New deals, new benchmarks

The three pathfinder toll roads that closed before 2000 are the Rand/Investec-led ZAR1.9 billion N1 (the first to close), the Rand-led ZAR2.5 billion N3 and the Investec-led N4. There are dozens more road deals in the pipeline, all at various negotiation or tender stages. Thought to be the next to reach financial close is the Rand-arranged Chapman's Peak toll road awarded to the Capstone 252 consortium led by Concor and comprising Thebe Investments, Marib Holdings and Haw & Ingles. Transaction advisers are Ignis, Jeffares and Green, Hofmeyr, Herbstein & Gihwala and Intertoll (Pty) Ltd.

The N4 (East) is also up for refinancing fairly soon and is being looked to as a benchmark ? the first PPP refinancing in South Africa. In addition smaller projects are coming to market, such as the scheme developer deal for the N1/N2, on which Basil Read, Bougues, Group 5 and Concor are working on. A Dragados/Grinaker consortium led by joint advisers Rand and Standard Bank is working on the proposal for a part of the forthcoming Super Highways deal, which will link Johannesburg and Pretoria.

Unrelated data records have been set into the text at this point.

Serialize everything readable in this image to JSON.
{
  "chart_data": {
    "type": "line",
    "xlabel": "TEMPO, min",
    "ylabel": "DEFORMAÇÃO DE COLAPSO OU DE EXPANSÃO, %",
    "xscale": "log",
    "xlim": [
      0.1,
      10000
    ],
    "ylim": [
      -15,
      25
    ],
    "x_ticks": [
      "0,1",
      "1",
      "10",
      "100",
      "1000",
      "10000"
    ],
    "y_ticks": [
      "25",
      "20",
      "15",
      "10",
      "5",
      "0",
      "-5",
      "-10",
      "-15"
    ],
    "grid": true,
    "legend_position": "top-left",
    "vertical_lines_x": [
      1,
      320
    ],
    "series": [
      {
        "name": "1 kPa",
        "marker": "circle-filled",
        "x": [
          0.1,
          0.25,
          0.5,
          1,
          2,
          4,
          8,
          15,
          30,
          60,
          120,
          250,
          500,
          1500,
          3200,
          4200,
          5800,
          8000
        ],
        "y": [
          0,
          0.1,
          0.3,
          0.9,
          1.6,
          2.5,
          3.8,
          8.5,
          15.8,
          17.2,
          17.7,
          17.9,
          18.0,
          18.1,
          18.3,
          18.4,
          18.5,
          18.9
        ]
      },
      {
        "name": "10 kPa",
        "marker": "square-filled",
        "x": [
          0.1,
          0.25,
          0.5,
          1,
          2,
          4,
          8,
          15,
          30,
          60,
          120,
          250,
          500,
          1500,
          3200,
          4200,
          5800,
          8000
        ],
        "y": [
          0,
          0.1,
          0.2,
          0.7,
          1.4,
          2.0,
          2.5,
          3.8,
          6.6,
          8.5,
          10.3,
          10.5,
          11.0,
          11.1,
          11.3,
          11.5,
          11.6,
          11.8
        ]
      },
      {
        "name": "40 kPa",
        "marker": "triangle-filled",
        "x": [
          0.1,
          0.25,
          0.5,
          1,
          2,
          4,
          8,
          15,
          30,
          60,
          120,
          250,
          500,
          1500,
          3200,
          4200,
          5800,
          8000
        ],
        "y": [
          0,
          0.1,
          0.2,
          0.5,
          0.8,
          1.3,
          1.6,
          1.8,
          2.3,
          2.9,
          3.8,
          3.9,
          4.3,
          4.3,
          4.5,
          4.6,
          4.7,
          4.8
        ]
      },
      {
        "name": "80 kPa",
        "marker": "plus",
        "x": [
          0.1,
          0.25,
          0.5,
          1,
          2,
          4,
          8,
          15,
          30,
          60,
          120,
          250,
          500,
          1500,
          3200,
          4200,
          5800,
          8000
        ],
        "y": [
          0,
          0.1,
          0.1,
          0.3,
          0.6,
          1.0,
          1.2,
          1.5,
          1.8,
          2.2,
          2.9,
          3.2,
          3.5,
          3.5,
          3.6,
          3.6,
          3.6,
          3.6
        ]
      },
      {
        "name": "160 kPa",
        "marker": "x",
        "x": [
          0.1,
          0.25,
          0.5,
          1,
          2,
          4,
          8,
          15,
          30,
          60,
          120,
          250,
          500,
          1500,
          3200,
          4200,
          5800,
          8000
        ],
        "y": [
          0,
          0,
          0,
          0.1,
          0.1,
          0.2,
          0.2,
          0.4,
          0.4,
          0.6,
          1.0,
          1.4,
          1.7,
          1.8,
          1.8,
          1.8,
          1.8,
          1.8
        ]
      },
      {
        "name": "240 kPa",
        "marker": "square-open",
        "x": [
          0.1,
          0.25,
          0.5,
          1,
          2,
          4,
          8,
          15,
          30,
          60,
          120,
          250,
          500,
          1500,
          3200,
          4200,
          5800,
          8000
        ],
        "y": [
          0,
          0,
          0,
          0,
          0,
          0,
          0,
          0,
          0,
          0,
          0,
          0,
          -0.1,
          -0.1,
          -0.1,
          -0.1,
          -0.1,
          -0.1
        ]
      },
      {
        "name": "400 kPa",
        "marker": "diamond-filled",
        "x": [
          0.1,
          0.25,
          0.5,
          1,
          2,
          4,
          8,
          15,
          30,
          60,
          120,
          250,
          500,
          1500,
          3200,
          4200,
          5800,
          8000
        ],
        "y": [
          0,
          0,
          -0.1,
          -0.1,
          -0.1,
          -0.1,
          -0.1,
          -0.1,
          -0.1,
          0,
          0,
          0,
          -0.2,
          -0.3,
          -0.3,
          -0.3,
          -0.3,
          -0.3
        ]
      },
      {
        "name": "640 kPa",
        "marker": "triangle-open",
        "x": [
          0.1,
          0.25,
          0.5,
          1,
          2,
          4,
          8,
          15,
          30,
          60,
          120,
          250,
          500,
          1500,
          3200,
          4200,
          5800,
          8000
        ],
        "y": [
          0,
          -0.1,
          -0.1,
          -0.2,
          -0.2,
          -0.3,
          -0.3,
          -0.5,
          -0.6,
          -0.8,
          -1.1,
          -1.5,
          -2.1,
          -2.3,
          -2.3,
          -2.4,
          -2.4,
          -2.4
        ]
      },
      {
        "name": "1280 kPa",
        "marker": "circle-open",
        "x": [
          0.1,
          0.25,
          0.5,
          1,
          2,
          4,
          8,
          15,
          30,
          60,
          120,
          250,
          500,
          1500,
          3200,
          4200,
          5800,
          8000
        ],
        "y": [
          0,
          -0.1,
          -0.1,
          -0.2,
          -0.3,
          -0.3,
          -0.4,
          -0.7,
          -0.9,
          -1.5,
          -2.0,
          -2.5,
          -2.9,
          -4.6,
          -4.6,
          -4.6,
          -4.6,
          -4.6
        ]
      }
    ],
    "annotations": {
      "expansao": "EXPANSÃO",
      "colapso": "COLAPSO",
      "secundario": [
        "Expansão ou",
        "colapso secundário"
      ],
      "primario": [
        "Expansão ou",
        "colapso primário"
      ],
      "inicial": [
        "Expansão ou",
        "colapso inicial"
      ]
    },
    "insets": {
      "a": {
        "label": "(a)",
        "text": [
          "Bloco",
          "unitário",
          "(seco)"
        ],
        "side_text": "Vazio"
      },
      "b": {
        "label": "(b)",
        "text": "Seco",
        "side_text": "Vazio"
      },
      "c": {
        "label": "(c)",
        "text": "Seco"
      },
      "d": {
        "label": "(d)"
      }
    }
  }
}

Of last year's deals the ZAR4.5 billion (Eu480 million) Inkosi Albert Luthuli hospital, based in the city of Durban, has had the biggest impact. It set a benchmark for the region as the first health PPP project to be completed. The Kwazulu Natal Provincial Government awarded the 15-year concession to the Siemens-led Impilo consortium, comprising Mbekane Health & Wellbeing, AME International, Vulindlela Holdings, Siemens, Drake & Skull and Omame. Rand Merchant Bank was the arranger. Advisors were PwC, White & Case, EC Harris, Aloecap and Hiltron. Inkosi is one of the largest projects to be financed in the country, including all toll roads.

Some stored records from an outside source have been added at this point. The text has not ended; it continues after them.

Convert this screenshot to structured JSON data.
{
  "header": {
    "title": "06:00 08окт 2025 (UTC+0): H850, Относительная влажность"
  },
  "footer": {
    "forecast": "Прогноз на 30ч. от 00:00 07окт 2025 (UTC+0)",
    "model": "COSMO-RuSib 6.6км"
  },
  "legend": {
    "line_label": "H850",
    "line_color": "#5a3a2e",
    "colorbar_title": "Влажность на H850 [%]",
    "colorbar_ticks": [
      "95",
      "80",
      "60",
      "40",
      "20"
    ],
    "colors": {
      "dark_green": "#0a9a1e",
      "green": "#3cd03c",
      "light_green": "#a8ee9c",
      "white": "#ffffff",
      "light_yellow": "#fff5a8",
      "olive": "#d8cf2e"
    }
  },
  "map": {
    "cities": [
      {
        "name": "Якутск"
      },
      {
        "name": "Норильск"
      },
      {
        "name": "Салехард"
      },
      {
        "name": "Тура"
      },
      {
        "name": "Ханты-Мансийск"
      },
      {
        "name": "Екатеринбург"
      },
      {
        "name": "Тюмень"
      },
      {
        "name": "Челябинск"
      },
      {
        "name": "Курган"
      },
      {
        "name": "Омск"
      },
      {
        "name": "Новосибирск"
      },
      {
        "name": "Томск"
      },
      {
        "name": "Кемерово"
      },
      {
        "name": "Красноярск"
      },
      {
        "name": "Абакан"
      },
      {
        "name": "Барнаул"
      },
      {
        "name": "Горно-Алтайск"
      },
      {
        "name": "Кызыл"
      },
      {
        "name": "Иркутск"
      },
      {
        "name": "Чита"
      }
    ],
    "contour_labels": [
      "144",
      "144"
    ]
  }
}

Inkosi incorporated one of the most important political components of South African PPP transactions ? black economic empowerment participation. This was brought in on an unprecedented level, with participation at shareholding and service content.

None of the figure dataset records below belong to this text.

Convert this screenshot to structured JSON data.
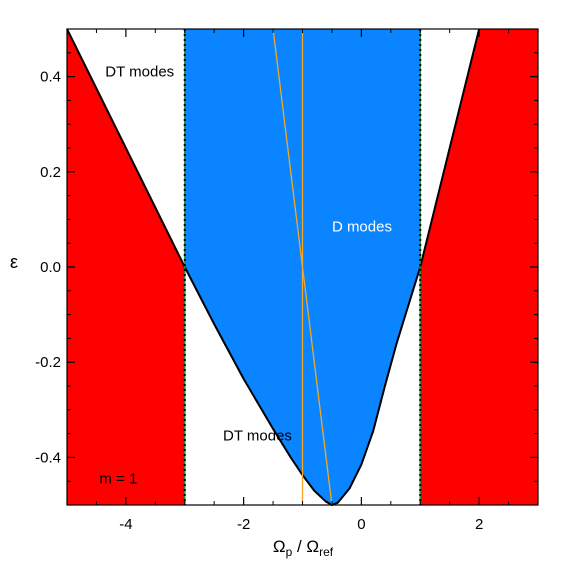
{
  "chart_data": {
    "type": "area",
    "title": "",
    "xlabel": {
      "main": "Ω",
      "sub1": "p",
      "mid": " / Ω",
      "sub2": "ref"
    },
    "ylabel": "ε",
    "xlim": [
      -5,
      3
    ],
    "ylim": [
      -0.5,
      0.5
    ],
    "xticks": [
      -4,
      -2,
      0,
      2
    ],
    "xtick_labels": [
      "-4",
      "-2",
      "0",
      "2"
    ],
    "yticks": [
      -0.4,
      -0.2,
      0.0,
      0.2,
      0.4
    ],
    "ytick_labels": [
      "-0.4",
      "-0.2",
      "0.0",
      "0.2",
      "0.4"
    ],
    "grid": false,
    "regions": [
      {
        "label": "D modes",
        "label_x": -0.5,
        "label_y": 0.075,
        "label_color": "#ffffff",
        "color": "#0a84ff"
      },
      {
        "label": "DT modes",
        "label_x": -4.35,
        "label_y": 0.4,
        "label_color": "#000000",
        "color": "#ffffff"
      },
      {
        "label": "DT modes",
        "label_x": -2.35,
        "label_y": -0.365,
        "label_color": "#000000",
        "color": "#ffffff"
      },
      {
        "label": "",
        "color": "#ff0000"
      }
    ],
    "boundary_curve": {
      "vertex_x": -0.5,
      "vertex_y": -0.5,
      "left_x": [
        -5.0,
        -4.5,
        -4.0,
        -3.5,
        -3.0,
        -2.5,
        -2.0,
        -1.5,
        -1.2,
        -1.0,
        -0.8,
        -0.6,
        -0.5
      ],
      "left_y": [
        0.5,
        0.375,
        0.25,
        0.125,
        0.0,
        -0.12,
        -0.235,
        -0.34,
        -0.4,
        -0.437,
        -0.47,
        -0.493,
        -0.5
      ],
      "right_x": [
        -0.5,
        -0.4,
        -0.2,
        0.0,
        0.2,
        0.4,
        0.6,
        0.8,
        1.0,
        1.25,
        1.5,
        1.75,
        2.0
      ],
      "right_y": [
        -0.5,
        -0.495,
        -0.465,
        -0.415,
        -0.345,
        -0.25,
        -0.16,
        -0.08,
        0.0,
        0.125,
        0.25,
        0.375,
        0.5
      ]
    },
    "vertical_lines": [
      {
        "x": -3.0,
        "style": "dotted"
      },
      {
        "x": 1.0,
        "style": "dotted"
      },
      {
        "x": -1.0,
        "style": "solid",
        "color": "#f5a623"
      }
    ],
    "orange_line": {
      "x": [
        -1.5,
        -0.5
      ],
      "y": [
        0.5,
        -0.5
      ],
      "color": "#f5a623"
    },
    "annotation": {
      "text": "m = 1",
      "x": -4.45,
      "y": -0.455
    }
  }
}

Black empowerment on any project in South Africa is now a mandatory requirement from the government. Leslie Silverstone, vice-president infrastructure finance at Rand Merchant Bank, says: ?We are happy to facilitate black empowerment. It's not an obstacle ? it is designed to help grow skills and grow sustainable black businesses. Corporate South Africa has a duty to grow and uplift black people, it is a good philosophy especially for long-term concessions. A way to improve this would be for the rules of procurement on this to change, so black empowerment partners bid for that position.?

Politics aside, financing was also particularly innovative. Rand developed a structured term currency swap element. The currency risk of ongoing capital refreshment over the 15 years was mitigated by this structure which involved South Africa's first 15 year Rand-Euro swap, at Eu250 million.

It is undeniable that South Africa is experiencing some growing pains with its PPP programme and this is likely to be the case for some years to come. But with its first PPP refinancing coming up and more projects in the pipeline, progress is being made. PPP is strongly supported by the government and an immensely strong and wide-ranging project base is emerging.

As the market develops banks will be bidding for larger deals and the element of funding competition will right itself with more international banking interest in the small-to-medium project market. The public sector will also, theoretically, get the longer concessions it wants and more value added.

The next major project is the proposed high-speed rail link connecting Johannesburg, Johannesburg Airport and Pretoria. It has come to market with an initial cost of between ZAR7 and 10 billion. Two consortiums are now bidding for the contract, although it is currently only in tender. The first comprises Siemens and Alstom, the second Bombardier and Adtranz. This will be the first rail project of its kind in South Africa and its development will be a critical test of PPP maturity. It is expected to reach preferred bidder in just under two years' time.